Var wrote:Since I like Puerh a lot this just means I'm going to have to find a raw form that tastes similar to cooked.
I think the point everyone is trying to make is that you shouldn't need to worry about shu vs. sheng or raw vs. cooked pu-erh that you drink. Both are healthy drinks and the fact that one might contain X % more antioxidants on average
doesn't in the least make the other unhealthy.
Just as everyone's mentioned, drinking tea can help support your best health but it can only play a small role in what needs to be a more larger, broader effort to live a healthy lifestyle. And more and more research is showing that an individual's attitude plays just as large a role in their health outcomes as what they eat and drink or how much they exercise. I feel like analyzing every piece of possible information about what tea you drink and drying to get the one with the highest possible antioxidant content is probably adding unnecessary, unhealthy stress to your tea-drinking experience.
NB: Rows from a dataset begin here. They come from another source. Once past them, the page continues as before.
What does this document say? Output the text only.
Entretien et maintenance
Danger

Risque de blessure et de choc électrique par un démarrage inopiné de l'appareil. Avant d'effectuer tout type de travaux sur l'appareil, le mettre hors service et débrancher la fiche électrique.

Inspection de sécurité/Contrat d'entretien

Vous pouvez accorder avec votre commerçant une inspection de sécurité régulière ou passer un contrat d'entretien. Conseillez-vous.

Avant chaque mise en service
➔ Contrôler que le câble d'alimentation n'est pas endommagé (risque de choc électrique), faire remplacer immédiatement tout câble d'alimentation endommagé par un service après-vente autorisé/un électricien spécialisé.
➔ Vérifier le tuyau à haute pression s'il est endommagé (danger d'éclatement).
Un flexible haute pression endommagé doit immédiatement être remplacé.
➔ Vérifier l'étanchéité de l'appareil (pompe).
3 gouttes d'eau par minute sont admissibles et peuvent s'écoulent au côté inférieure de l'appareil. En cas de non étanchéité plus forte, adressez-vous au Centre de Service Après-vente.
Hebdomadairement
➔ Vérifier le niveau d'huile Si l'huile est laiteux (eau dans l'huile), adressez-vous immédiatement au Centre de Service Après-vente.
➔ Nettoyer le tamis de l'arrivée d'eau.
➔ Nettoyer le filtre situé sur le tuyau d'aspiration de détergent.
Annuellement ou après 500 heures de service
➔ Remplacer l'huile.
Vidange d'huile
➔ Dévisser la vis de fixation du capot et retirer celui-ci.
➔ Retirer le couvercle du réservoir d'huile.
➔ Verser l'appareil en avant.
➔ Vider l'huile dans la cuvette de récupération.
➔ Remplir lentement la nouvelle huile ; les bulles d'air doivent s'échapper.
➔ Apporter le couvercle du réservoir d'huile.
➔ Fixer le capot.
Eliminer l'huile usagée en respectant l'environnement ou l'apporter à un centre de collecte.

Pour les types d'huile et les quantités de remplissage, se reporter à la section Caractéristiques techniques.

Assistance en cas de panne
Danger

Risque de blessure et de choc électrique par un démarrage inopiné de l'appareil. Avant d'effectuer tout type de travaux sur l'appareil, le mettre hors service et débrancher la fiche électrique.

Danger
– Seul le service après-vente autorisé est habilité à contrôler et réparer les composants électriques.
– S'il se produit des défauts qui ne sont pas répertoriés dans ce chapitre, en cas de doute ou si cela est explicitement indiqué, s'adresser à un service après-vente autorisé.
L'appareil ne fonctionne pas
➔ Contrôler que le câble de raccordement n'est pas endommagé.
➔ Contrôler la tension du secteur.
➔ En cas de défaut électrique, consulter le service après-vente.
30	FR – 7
For me, tea is a small but very enjoyable part of my healthy lifestyle. I am pescetarian (vegetarian but also eat fish), I rarely eat dairy, my diet is 80% vegetables, fruits, and beans/daals, I exercise regularly, and I keep a peaceful and calm mindset and try to avoid creating a stressful environment around me. Tea is just another healthy food I consume and also helps me to relax. I drink what teas I like. (It just so happens that all teas I like are lightly processed - greens, whites, and raw pu-erhs.)